How to Read a P-Value Against Your Significance Level

Before collecting data you choose a significance level, written as alpha (α), usually 0.05. Alpha is the threshold for how much surprise you will tolerate before rejecting the null. The decision rule is mechanical:

  • If p ≤ α, reject the null hypothesis. The result is "statistically significant."
  • If p > α, fail to reject the null hypothesis.

Note the careful wording: you "fail to reject" the null — you never "accept" or "prove" it. A large p-value means your data did not contradict the null, not that the null is confirmed. Absence of evidence is not evidence of absence.

For the coin example, p = 0.012 is less than α = 0.05, so you reject the null and conclude the coin is not fair. If you had gotten 12 heads instead, the two-sided p-value would be about 0.50 — far above 0.05 — and you would fail to reject.

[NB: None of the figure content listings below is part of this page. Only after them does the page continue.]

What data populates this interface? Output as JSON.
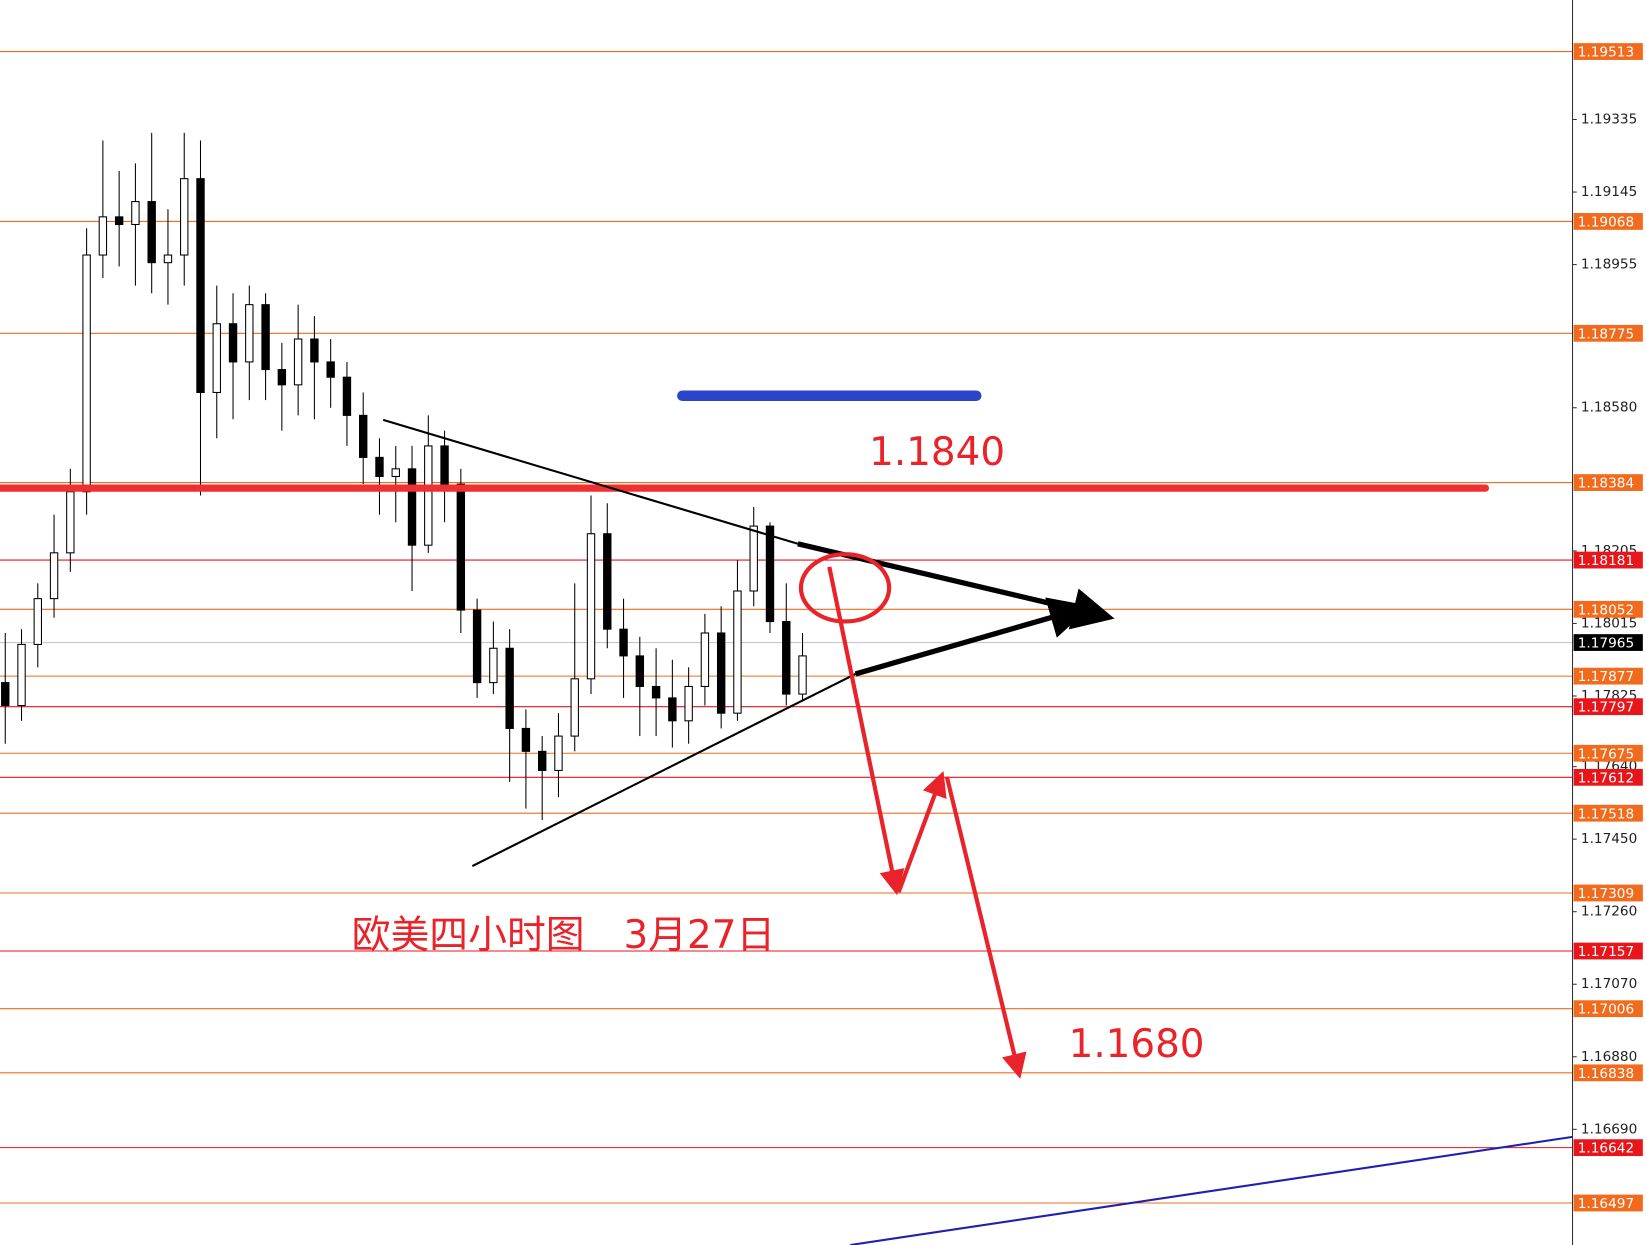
{
  "chart_data": {
    "type": "candlestick",
    "ylim": [
      1.16387,
      1.19648
    ],
    "yticks": [
      1.19335,
      1.19145,
      1.18955,
      {
        "value": 1.1858,
        "label": "1.18580"
      },
      1.18205,
      1.18015,
      1.17825,
      {
        "value": 1.1764,
        "label": "1.17640"
      },
      {
        "value": 1.1745,
        "label": "1.17450"
      },
      {
        "value": 1.1726,
        "label": "1.17260"
      },
      {
        "value": 1.1707,
        "label": "1.17070"
      },
      {
        "value": 1.1688,
        "label": "1.16880"
      },
      {
        "value": 1.1669,
        "label": "1.16690"
      }
    ],
    "levels": [
      {
        "value": 1.19513,
        "color": "#f26b1d"
      },
      {
        "value": 1.19068,
        "color": "#f26b1d"
      },
      {
        "value": 1.18775,
        "color": "#f26b1d"
      },
      {
        "value": 1.18384,
        "color": "#f26b1d"
      },
      {
        "value": 1.18181,
        "color": "#e8151b"
      },
      {
        "value": 1.18052,
        "color": "#f26b1d"
      },
      {
        "value": 1.17965,
        "color": "#000000"
      },
      {
        "value": 1.17877,
        "color": "#f26b1d"
      },
      {
        "value": 1.17797,
        "color": "#e8151b"
      },
      {
        "value": 1.17675,
        "color": "#f26b1d"
      },
      {
        "value": 1.17612,
        "color": "#e8151b"
      },
      {
        "value": 1.17518,
        "color": "#f26b1d"
      },
      {
        "value": 1.17309,
        "color": "#f26b1d"
      },
      {
        "value": 1.17157,
        "color": "#e8151b"
      },
      {
        "value": 1.17006,
        "color": "#f26b1d"
      },
      {
        "value": 1.16838,
        "color": "#f26b1d"
      },
      {
        "value": 1.16642,
        "color": "#e8151b"
      },
      {
        "value": 1.16497,
        "color": "#f26b1d"
      }
    ],
    "open": [
      1.1786,
      1.178,
      1.1796,
      1.1808,
      1.182,
      1.1836,
      1.1898,
      1.1908,
      1.1906,
      1.1912,
      1.1896,
      1.1898,
      1.1918,
      1.1862,
      1.188,
      1.187,
      1.1885,
      1.1868,
      1.1864,
      1.1876,
      1.187,
      1.1866,
      1.1856,
      1.1845,
      1.184,
      1.1842,
      1.1822,
      1.1848,
      1.1838,
      1.1805,
      1.1786,
      1.1795,
      1.1774,
      1.1768,
      1.1763,
      1.1772,
      1.1787,
      1.1825,
      1.18,
      1.1793,
      1.1785,
      1.1782,
      1.1776,
      1.1785,
      1.1799,
      1.1778,
      1.181,
      1.1827,
      1.1802,
      1.1783
    ],
    "high": [
      1.1799,
      1.18,
      1.1812,
      1.183,
      1.1842,
      1.1905,
      1.1928,
      1.192,
      1.1922,
      1.193,
      1.191,
      1.193,
      1.1928,
      1.189,
      1.1888,
      1.189,
      1.1888,
      1.1875,
      1.1885,
      1.1882,
      1.1876,
      1.187,
      1.1862,
      1.185,
      1.1848,
      1.1848,
      1.1856,
      1.1852,
      1.1842,
      1.1808,
      1.1802,
      1.18,
      1.1779,
      1.1772,
      1.1778,
      1.1812,
      1.1835,
      1.1833,
      1.1808,
      1.1798,
      1.1795,
      1.1792,
      1.179,
      1.1804,
      1.1806,
      1.1818,
      1.1832,
      1.1828,
      1.1812,
      1.1799
    ],
    "low": [
      1.177,
      1.1776,
      1.179,
      1.1803,
      1.1815,
      1.183,
      1.1892,
      1.1895,
      1.189,
      1.1888,
      1.1885,
      1.189,
      1.1835,
      1.185,
      1.1855,
      1.186,
      1.186,
      1.1852,
      1.1856,
      1.1855,
      1.1858,
      1.1848,
      1.1838,
      1.183,
      1.1828,
      1.181,
      1.182,
      1.1828,
      1.1799,
      1.1782,
      1.1783,
      1.176,
      1.1753,
      1.175,
      1.1756,
      1.1768,
      1.1783,
      1.1795,
      1.1782,
      1.1772,
      1.1772,
      1.1769,
      1.177,
      1.178,
      1.1774,
      1.1776,
      1.1806,
      1.1799,
      1.178,
      1.1781
    ],
    "close": [
      1.178,
      1.1796,
      1.1808,
      1.182,
      1.1836,
      1.1898,
      1.1908,
      1.1906,
      1.1912,
      1.1896,
      1.1898,
      1.1918,
      1.1862,
      1.188,
      1.187,
      1.1885,
      1.1868,
      1.1864,
      1.1876,
      1.187,
      1.1866,
      1.1856,
      1.1845,
      1.184,
      1.1842,
      1.1822,
      1.1848,
      1.1838,
      1.1805,
      1.1786,
      1.1795,
      1.1774,
      1.1768,
      1.1763,
      1.1772,
      1.1787,
      1.1825,
      1.18,
      1.1793,
      1.1785,
      1.1782,
      1.1776,
      1.1785,
      1.1799,
      1.1778,
      1.181,
      1.1827,
      1.1802,
      1.1783,
      1.1793
    ],
    "annotations": [
      "1.1840",
      "1.1680",
      "欧美四小时图　3月27日"
    ]
  }
}
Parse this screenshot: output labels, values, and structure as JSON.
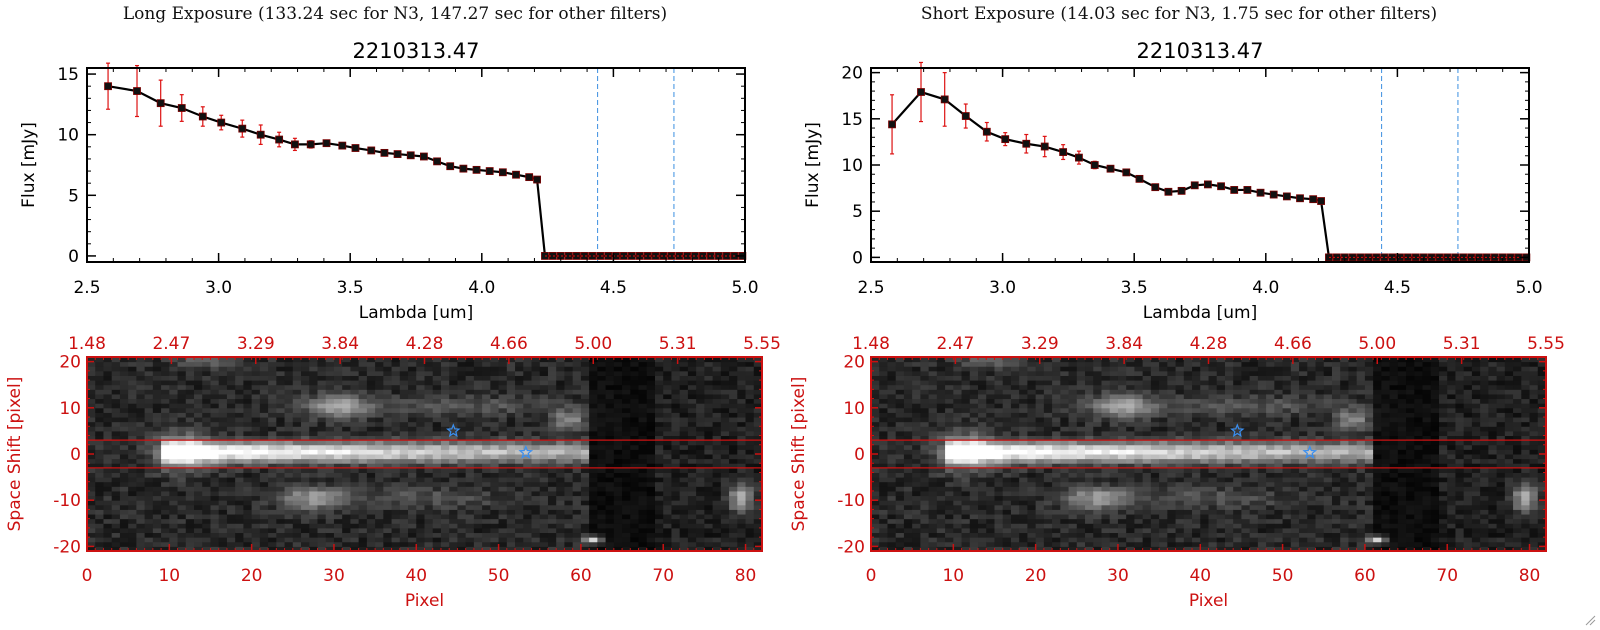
{
  "colors": {
    "axis_red": "#cc1111",
    "dashed_blue": "#3b8fe0",
    "line": "#000000",
    "errbar": "#dd1111",
    "star": "#3a8ff0"
  },
  "panels": [
    {
      "title": "Long Exposure (133.24 sec for N3, 147.27 sec for other filters)",
      "spectrum_plot": {
        "title": "2210313.47",
        "xlabel": "Lambda [um]",
        "ylabel": "Flux [mJy]"
      },
      "image_plot": {
        "top_ticks": [
          "1.48",
          "2.47",
          "3.29",
          "3.84",
          "4.28",
          "4.66",
          "5.00",
          "5.31",
          "5.55"
        ],
        "xlabel": "Pixel",
        "ylabel": "Space Shift [pixel]"
      }
    },
    {
      "title": "Short Exposure (14.03 sec for N3, 1.75 sec for other filters)",
      "spectrum_plot": {
        "title": "2210313.47",
        "xlabel": "Lambda [um]",
        "ylabel": "Flux [mJy]"
      },
      "image_plot": {
        "top_ticks": [
          "1.48",
          "2.47",
          "3.29",
          "3.84",
          "4.28",
          "4.66",
          "5.00",
          "5.31",
          "5.55"
        ],
        "xlabel": "Pixel",
        "ylabel": "Space Shift [pixel]"
      }
    }
  ],
  "chart_data": [
    {
      "type": "line",
      "title": "2210313.47",
      "xlabel": "Lambda [um]",
      "ylabel": "Flux [mJy]",
      "xlim": [
        2.5,
        5.0
      ],
      "ylim": [
        -0.5,
        15.5
      ],
      "xticks": [
        "2.5",
        "3.0",
        "3.5",
        "4.0",
        "4.5",
        "5.0"
      ],
      "yticks": [
        "0",
        "5",
        "10",
        "15"
      ],
      "vlines": [
        4.44,
        4.73
      ],
      "x": [
        2.58,
        2.69,
        2.78,
        2.86,
        2.94,
        3.01,
        3.09,
        3.16,
        3.23,
        3.29,
        3.35,
        3.41,
        3.47,
        3.52,
        3.58,
        3.63,
        3.68,
        3.73,
        3.78,
        3.83,
        3.88,
        3.93,
        3.98,
        4.03,
        4.08,
        4.13,
        4.18,
        4.21,
        4.24,
        4.27,
        4.3,
        4.33,
        4.36,
        4.39,
        4.42,
        4.45,
        4.48,
        4.51,
        4.54,
        4.57,
        4.6,
        4.63,
        4.66,
        4.69,
        4.72,
        4.75,
        4.78,
        4.81,
        4.84,
        4.87,
        4.9,
        4.93,
        4.96,
        4.99
      ],
      "y": [
        14.0,
        13.6,
        12.6,
        12.2,
        11.5,
        11.0,
        10.5,
        10.0,
        9.6,
        9.2,
        9.2,
        9.3,
        9.1,
        8.9,
        8.7,
        8.5,
        8.4,
        8.3,
        8.2,
        7.8,
        7.4,
        7.2,
        7.1,
        7.0,
        6.9,
        6.7,
        6.5,
        6.3,
        0,
        0,
        0,
        0,
        0,
        0,
        0,
        0,
        0,
        0,
        0,
        0,
        0,
        0,
        0,
        0,
        0,
        0,
        0,
        0,
        0,
        0,
        0,
        0,
        0,
        0
      ],
      "yerr": [
        1.9,
        2.1,
        1.9,
        1.1,
        0.8,
        0.6,
        0.7,
        0.8,
        0.6,
        0.5,
        0.3,
        0.2,
        0.2,
        0.2,
        0.2,
        0.2,
        0.2,
        0.2,
        0.2,
        0.2,
        0.2,
        0.2,
        0.2,
        0.2,
        0.2,
        0.2,
        0.2,
        0.2,
        0,
        0,
        0,
        0,
        0,
        0,
        0,
        0,
        0,
        0,
        0,
        0,
        0,
        0,
        0,
        0,
        0,
        0,
        0,
        0,
        0,
        0,
        0,
        0,
        0,
        0
      ]
    },
    {
      "type": "heatmap",
      "xlabel": "Pixel",
      "ylabel": "Space Shift [pixel]",
      "xlim": [
        0,
        82
      ],
      "ylim": [
        -21,
        21
      ],
      "xticks": [
        "0",
        "10",
        "20",
        "30",
        "40",
        "50",
        "60",
        "70",
        "80"
      ],
      "yticks": [
        "-20",
        "-10",
        "0",
        "10",
        "20"
      ],
      "top_ticks": [
        "1.48",
        "2.47",
        "3.29",
        "3.84",
        "4.28",
        "4.66",
        "5.00",
        "5.31",
        "5.55"
      ],
      "hlines": [
        3,
        -3
      ],
      "stars": [
        [
          44.5,
          5
        ],
        [
          53.3,
          0.3
        ]
      ]
    },
    {
      "type": "line",
      "title": "2210313.47",
      "xlabel": "Lambda [um]",
      "ylabel": "Flux [mJy]",
      "xlim": [
        2.5,
        5.0
      ],
      "ylim": [
        -0.5,
        20.5
      ],
      "xticks": [
        "2.5",
        "3.0",
        "3.5",
        "4.0",
        "4.5",
        "5.0"
      ],
      "yticks": [
        "0",
        "5",
        "10",
        "15",
        "20"
      ],
      "vlines": [
        4.44,
        4.73
      ],
      "x": [
        2.58,
        2.69,
        2.78,
        2.86,
        2.94,
        3.01,
        3.09,
        3.16,
        3.23,
        3.29,
        3.35,
        3.41,
        3.47,
        3.52,
        3.58,
        3.63,
        3.68,
        3.73,
        3.78,
        3.83,
        3.88,
        3.93,
        3.98,
        4.03,
        4.08,
        4.13,
        4.18,
        4.21,
        4.24,
        4.27,
        4.3,
        4.33,
        4.36,
        4.39,
        4.42,
        4.45,
        4.48,
        4.51,
        4.54,
        4.57,
        4.6,
        4.63,
        4.66,
        4.69,
        4.72,
        4.75,
        4.78,
        4.81,
        4.84,
        4.87,
        4.9,
        4.93,
        4.96,
        4.99
      ],
      "y": [
        14.4,
        17.9,
        17.1,
        15.3,
        13.6,
        12.8,
        12.3,
        12.0,
        11.4,
        10.8,
        10.0,
        9.6,
        9.2,
        8.5,
        7.6,
        7.1,
        7.2,
        7.8,
        7.9,
        7.7,
        7.3,
        7.3,
        7.0,
        6.8,
        6.6,
        6.4,
        6.3,
        6.1,
        0,
        0,
        0,
        0,
        0,
        0,
        0,
        0,
        0,
        0,
        0,
        0,
        0,
        0,
        0,
        0,
        0,
        0,
        0,
        0,
        0,
        0,
        0,
        0,
        0,
        0
      ],
      "yerr": [
        3.2,
        3.2,
        2.9,
        1.3,
        1.0,
        0.7,
        1.0,
        1.1,
        0.8,
        0.7,
        0.4,
        0.3,
        0.3,
        0.3,
        0.3,
        0.3,
        0.3,
        0.3,
        0.3,
        0.3,
        0.3,
        0.3,
        0.3,
        0.3,
        0.3,
        0.3,
        0.3,
        0.3,
        0,
        0,
        0,
        0,
        0,
        0,
        0,
        0,
        0,
        0,
        0,
        0,
        0,
        0,
        0,
        0,
        0,
        0,
        0,
        0,
        0,
        0,
        0,
        0,
        0,
        0
      ]
    },
    {
      "type": "heatmap",
      "xlabel": "Pixel",
      "ylabel": "Space Shift [pixel]",
      "xlim": [
        0,
        82
      ],
      "ylim": [
        -21,
        21
      ],
      "xticks": [
        "0",
        "10",
        "20",
        "30",
        "40",
        "50",
        "60",
        "70",
        "80"
      ],
      "yticks": [
        "-20",
        "-10",
        "0",
        "10",
        "20"
      ],
      "top_ticks": [
        "1.48",
        "2.47",
        "3.29",
        "3.84",
        "4.28",
        "4.66",
        "5.00",
        "5.31",
        "5.55"
      ],
      "hlines": [
        3,
        -3
      ],
      "stars": [
        [
          44.5,
          5
        ],
        [
          53.3,
          0.3
        ]
      ]
    }
  ]
}
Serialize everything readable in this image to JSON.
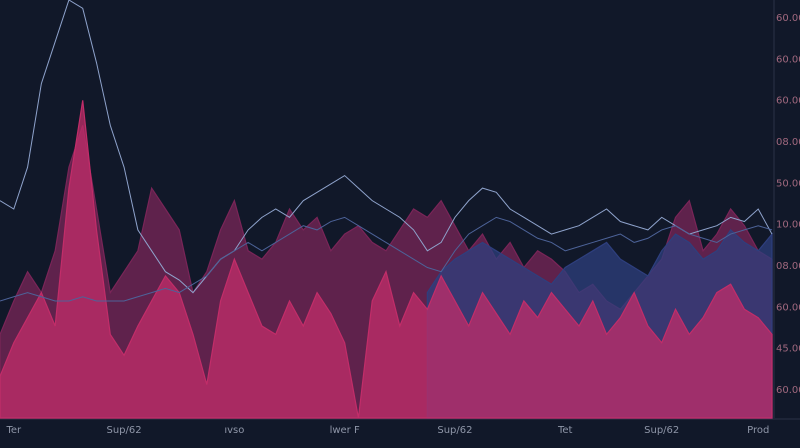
{
  "chart_data": {
    "type": "area",
    "categories": [
      null,
      "Ter",
      null,
      null,
      null,
      null,
      null,
      null,
      null,
      "Sup/62",
      null,
      null,
      null,
      null,
      null,
      null,
      null,
      "ıvso",
      null,
      null,
      null,
      null,
      null,
      null,
      null,
      "lwer F",
      null,
      null,
      null,
      null,
      null,
      null,
      null,
      "Sup/62",
      null,
      null,
      null,
      null,
      null,
      null,
      null,
      "Tet",
      null,
      null,
      null,
      null,
      null,
      null,
      "Sup/62",
      null,
      null,
      null,
      null,
      null,
      null,
      "Prod",
      null
    ],
    "ylim": [
      0,
      100
    ],
    "y_axis_labels": [
      "60.00",
      "60.00",
      "60.00",
      "08.00",
      "50.00",
      "10.00",
      "08.00",
      "60.00",
      "45.00",
      "60.00"
    ],
    "series": [
      {
        "color": "#7a2558",
        "kind": "area",
        "values": [
          20,
          28,
          35,
          30,
          40,
          60,
          70,
          50,
          30,
          35,
          40,
          55,
          50,
          45,
          30,
          35,
          45,
          52,
          40,
          38,
          42,
          50,
          45,
          48,
          40,
          44,
          46,
          42,
          40,
          45,
          50,
          48,
          52,
          46,
          40,
          44,
          38,
          42,
          36,
          40,
          38,
          35,
          30,
          32,
          28,
          26,
          30,
          34,
          38,
          48,
          52,
          40,
          44,
          50,
          46,
          40,
          38
        ]
      },
      {
        "color": "#2e3f7e",
        "kind": "area",
        "values": [
          null,
          null,
          null,
          null,
          null,
          null,
          null,
          null,
          null,
          null,
          null,
          null,
          null,
          null,
          null,
          null,
          null,
          null,
          null,
          null,
          null,
          null,
          null,
          null,
          null,
          null,
          null,
          null,
          null,
          null,
          null,
          30,
          35,
          38,
          40,
          42,
          40,
          38,
          36,
          34,
          32,
          36,
          38,
          40,
          42,
          38,
          36,
          34,
          40,
          44,
          42,
          38,
          40,
          45,
          42,
          40,
          44
        ]
      },
      {
        "color": "#c22d69",
        "kind": "area",
        "values": [
          10,
          18,
          24,
          30,
          22,
          55,
          76,
          45,
          20,
          15,
          22,
          28,
          34,
          30,
          20,
          8,
          28,
          38,
          30,
          22,
          20,
          28,
          22,
          30,
          25,
          18,
          0,
          28,
          35,
          22,
          30,
          26,
          34,
          28,
          22,
          30,
          25,
          20,
          28,
          24,
          30,
          26,
          22,
          28,
          20,
          24,
          30,
          22,
          18,
          26,
          20,
          24,
          30,
          32,
          26,
          24,
          20
        ]
      },
      {
        "color": "#8fa3cc",
        "kind": "line",
        "values": [
          52,
          50,
          60,
          80,
          90,
          100,
          98,
          85,
          70,
          60,
          45,
          40,
          35,
          33,
          30,
          34,
          38,
          40,
          45,
          48,
          50,
          48,
          52,
          54,
          56,
          58,
          55,
          52,
          50,
          48,
          45,
          40,
          42,
          48,
          52,
          55,
          54,
          50,
          48,
          46,
          44,
          45,
          46,
          48,
          50,
          47,
          46,
          45,
          48,
          46,
          44,
          45,
          46,
          48,
          47,
          50,
          44
        ]
      },
      {
        "color": "#4d6399",
        "kind": "line",
        "values": [
          28,
          29,
          30,
          29,
          28,
          28,
          29,
          28,
          28,
          28,
          29,
          30,
          31,
          30,
          32,
          34,
          38,
          40,
          42,
          40,
          42,
          44,
          46,
          45,
          47,
          48,
          46,
          44,
          42,
          40,
          38,
          36,
          35,
          40,
          44,
          46,
          48,
          47,
          45,
          43,
          42,
          40,
          41,
          42,
          43,
          44,
          42,
          43,
          45,
          46,
          44,
          43,
          42,
          44,
          45,
          46,
          45
        ]
      }
    ]
  }
}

The 0.05 cutoff is a convention, not a law of nature. A result with p = 0.049 and one with p = 0.051 are nearly identical pieces of evidence; the line between them is arbitrary. Treat p-values as a continuous measure of evidence rather than a hard pass/fail switch.

Writing the Conclusion in Plain Language

On an exam, a p-value question almost always ends with "state your conclusion in the context of the problem." A strong answer has three parts: the decision, the reason, and the real-world meaning.

Weak: "p = 0.012 < 0.05, so reject the null."

Strong: "Because p = 0.012 is below the 0.05 significance level, we reject the null hypothesis. There is statistically significant evidence that the coin is not fair — a sample this extreme would occur only about 1.2% of the time if the coin were truly fair."

The strong version names the decision, ties it to the threshold, and translates the statistics back into the language of the original question. That last step is what graders look for, and it is the step that proves you understand the p-value rather than just the cutoff.

Getting Help

P-values live inside the larger machinery of hypothesis testing, so they make the most sense once you have seen a full test built from scratch. Walk through one in setting up a hypothesis test, and pair this with Type I vs. Type II error to see what can go wrong when you act on a p-value.

Conclusion

A p-value, explained simply, is the probability of data at least as extreme as yours when the null hypothesis is true — nothing more. It is not the chance the null is true, not the chance your result was luck, and not a measure of how big an effect is. Compare it to your significance level to make a decision, but report it as evidence on a sliding scale, and always translate the result back into the context of the question.